Espace limite

Cet article de Devon Powers-adjacent à celui de Tolentino ci-dessus- porte sur l’espace liminal de la quarantaine, dans lequel la seule certitude offerte est la contradiction. Elle porte également sur « le triomphe de l’humanité sur l’homme » et sur cette compréhension de la dépendance mutuelle dans un monde/une situation complexe, et sur la nécessité de conserver cette compréhension après la quarantaine.

C’est un privilège de dire que la quarantaine a tout changé. La quarantaine ne s’est jamais présentée à l’épicerie ou sur la ligne de bus. Elle n’a jamais atteint la décharge ou l’usine de transformation de la viande. C’est un privilège de dire que la quarantaine a tout changé.

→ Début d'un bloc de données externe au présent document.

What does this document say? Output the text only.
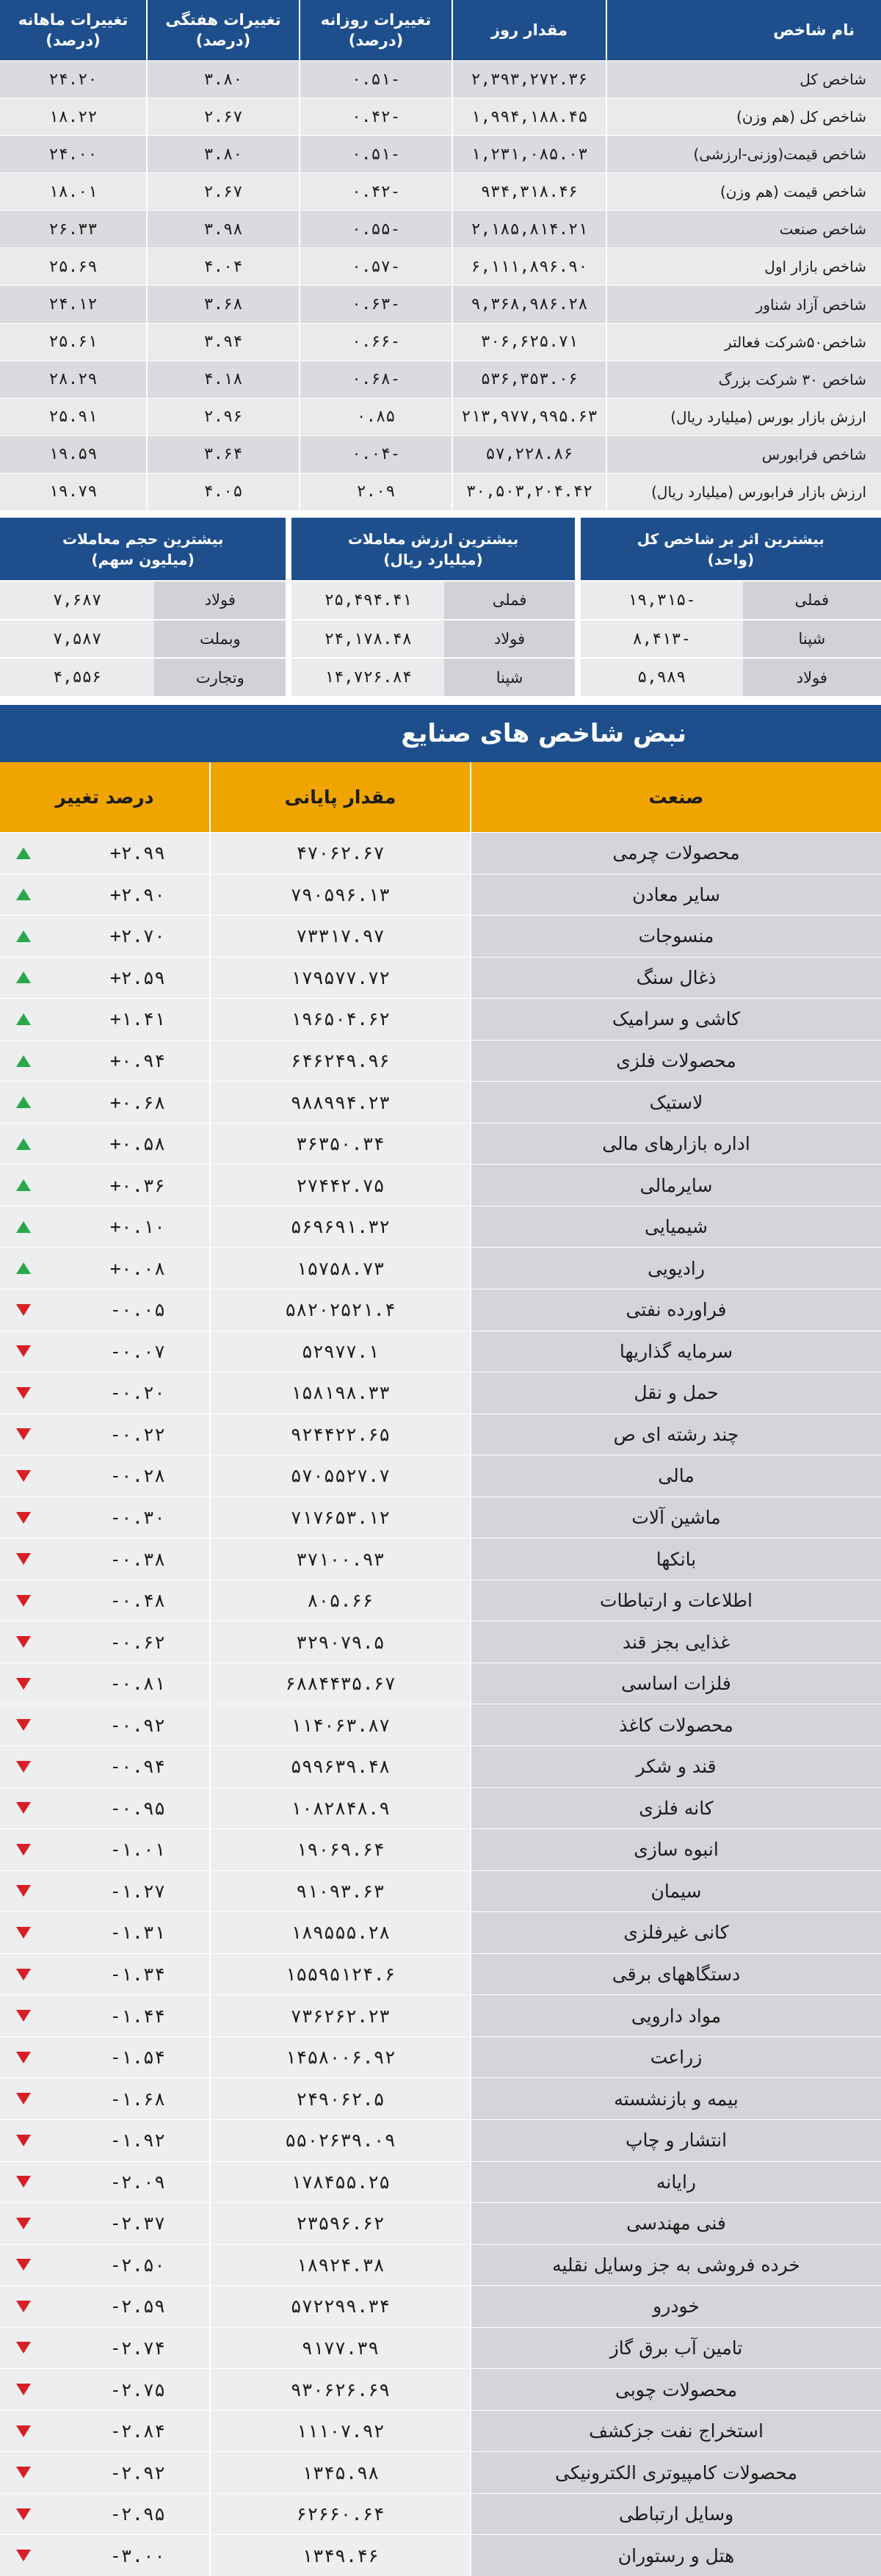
نام شاخص
مقدار روز
تغییرات روزانه
(درصد)
تغییرات هفتگی
(درصد)
تغییرات ماهانه
(درصد)
شاخص کل
۲,۳۹۳,۲۷۲.۳۶
-۰.۵۱
۳.۸۰
۲۴.۲۰
شاخص کل (هم وزن)
۱,۹۹۴,۱۸۸.۴۵
-۰.۴۲
۲.۶۷
۱۸.۲۲
شاخص قیمت(وزنی-ارزشی)
۱,۲۳۱,۰۸۵.۰۳
-۰.۵۱
۳.۸۰
۲۴.۰۰
شاخص قیمت (هم وزن)
۹۳۴,۳۱۸.۴۶
-۰.۴۲
۲.۶۷
۱۸.۰۱
شاخص صنعت
۲,۱۸۵,۸۱۴.۲۱
-۰.۵۵
۳.۹۸
۲۶.۳۳
شاخص بازار اول
۶,۱۱۱,۸۹۶.۹۰
-۰.۵۷
۴.۰۴
۲۵.۶۹
شاخص آزاد شناور
۹,۳۶۸,۹۸۶.۲۸
-۰.۶۳
۳.۶۸
۲۴.۱۲
شاخص۵۰شرکت فعالتر
۳۰۶,۶۲۵.۷۱
-۰.۶۶
۳.۹۴
۲۵.۶۱
شاخص ۳۰ شرکت بزرگ
۵۳۶,۳۵۳.۰۶
-۰.۶۸
۴.۱۸
۲۸.۲۹
ارزش بازار بورس (میلیارد ریال)
۲۱۳,۹۷۷,۹۹۵.۶۳
۰.۸۵
۲.۹۶
۲۵.۹۱
شاخص فرابورس
۵۷,۲۲۸.۸۶
-۰.۰۴
۳.۶۴
۱۹.۵۹
ارزش بازار فرابورس (میلیارد ریال)
۳۰,۵۰۳,۲۰۴.۴۲
۲.۰۹
۴.۰۵
۱۹.۷۹
بیشترین اثر بر شاخص کل
(واحد)
فملی
-۱۹,۳۱۵
شپنا
-۸,۴۱۳
فولاد
۵,۹۸۹
بیشترین ارزش معاملات
(میلیارد ریال)
فملی
۲۵,۴۹۴.۴۱
فولاد
۲۴,۱۷۸.۴۸
شپنا
۱۴,۷۲۶.۸۴
بیشترین حجم معاملات
(میلیون سهم)
فولاد
۷,۶۸۷
وبملت
۷,۵۸۷
وتجارت
۴,۵۵۶
نبض شاخص های صنایع
صنعت
مقدار پایانی
درصد تغییر
محصولات چرمی
۴۷۰۶۲.۶۷
+۲.۹۹
سایر معادن
۷۹۰۵۹۶.۱۳
+۲.۹۰
منسوجات
۷۳۳۱۷.۹۷
+۲.۷۰
ذغال سنگ
۱۷۹۵۷۷.۷۲
+۲.۵۹
کاشی و سرامیک
۱۹۶۵۰۴.۶۲
+۱.۴۱
محصولات فلزی
۶۴۶۲۴۹.۹۶
+۰.۹۴
لاستیک
۹۸۸۹۹۴.۲۳
+۰.۶۸
اداره بازارهای مالی
۳۶۳۵۰.۳۴
+۰.۵۸
سایرمالی
۲۷۴۴۲.۷۵
+۰.۳۶
شیمیایی
۵۶۹۶۹۱.۳۲
+۰.۱۰
رادیویی
۱۵۷۵۸.۷۳
+۰.۰۸
فراورده نفتی
۵۸۲۰۲۵۲۱.۴
-۰.۰۵
سرمایه گذاریها
۵۲۹۷۷.۱
-۰.۰۷
حمل و نقل
۱۵۸۱۹۸.۳۳
-۰.۲۰
چند رشته ای ص
۹۲۴۴۲۲.۶۵
-۰.۲۲
مالی
۵۷۰۵۵۲۷.۷
-۰.۲۸
ماشین آلات
۷۱۷۶۵۳.۱۲
-۰.۳۰
بانکها
۳۷۱۰۰.۹۳
-۰.۳۸
اطلاعات و ارتباطات
۸۰۵.۶۶
-۰.۴۸
غذایی بجز قند
۳۲۹۰۷۹.۵
-۰.۶۲
فلزات اساسی
۶۸۸۴۴۳۵.۶۷
-۰.۸۱
محصولات کاغذ
۱۱۴۰۶۳.۸۷
-۰.۹۲
قند و شکر
۵۹۹۶۳۹.۴۸
-۰.۹۴
کانه فلزی
۱۰۸۲۸۴۸.۹
-۰.۹۵
انبوه سازی
۱۹۰۶۹.۶۴
-۱.۰۱
سیمان
۹۱۰۹۳.۶۳
-۱.۲۷
کانی غیرفلزی
۱۸۹۵۵۵.۲۸
-۱.۳۱
دستگاههای برقی
۱۵۵۹۵۱۲۴.۶
-۱.۳۴
مواد دارویی
۷۳۶۲۶۲.۲۳
-۱.۴۴
زراعت
۱۴۵۸۰۰۶.۹۲
-۱.۵۴
بیمه و بازنشسته
۲۴۹۰۶۲.۵
-۱.۶۸
انتشار و چاپ
۵۵۰۲۶۳۹.۰۹
-۱.۹۲
رایانه
۱۷۸۴۵۵.۲۵
-۲.۰۹
فنی مهندسی
۲۳۵۹۶.۶۲
-۲.۳۷
خرده فروشی به جز وسایل نقلیه
۱۸۹۲۴.۳۸
-۲.۵۰
خودرو
۵۷۲۲۹۹.۳۴
-۲.۵۹
تامین آب برق گاز
۹۱۷۷.۳۹
-۲.۷۴
محصولات چوبی
۹۳۰۶۲۶.۶۹
-۲.۷۵
استخراج نفت جزکشف
۱۱۱۰۷.۹۲
-۲.۸۴
محصولات کامپیوتری الکترونیکی
۱۳۴۵.۹۸
-۲.۹۲
وسایل ارتباطی
۶۲۶۶۰.۶۴
-۲.۹۵
هتل و رستوران
۱۳۴۹.۴۶
-۳.۰۰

Dans la prison et l’église du sanctuaire, aux coins des rues où les gens mendient ou marquent, la quarantaine était le même air dans une tonalité différente, plus plate. La quarantaine approfondissait la blessure et soulignait la négligence. Dans la prison et l’église, aux coins des rues où les gens mendient ou marquent, la quarantaine était le même air dans une tonalité différente, plus plate. La quarantaine approfondissait la blessure et soulignait la négligence. […]

La quarantaine nous a rappelé que, même si nous y tenons, nous ne pouvons pas nous entendre les uns avec les autres. Tout le monde est connecté. Il a fallu la solitude de la quarantaine pour se rappeler que nous sommes le lien, nous sommes les tripes du réseau, qui vivront et mourront comme un seul homme. […]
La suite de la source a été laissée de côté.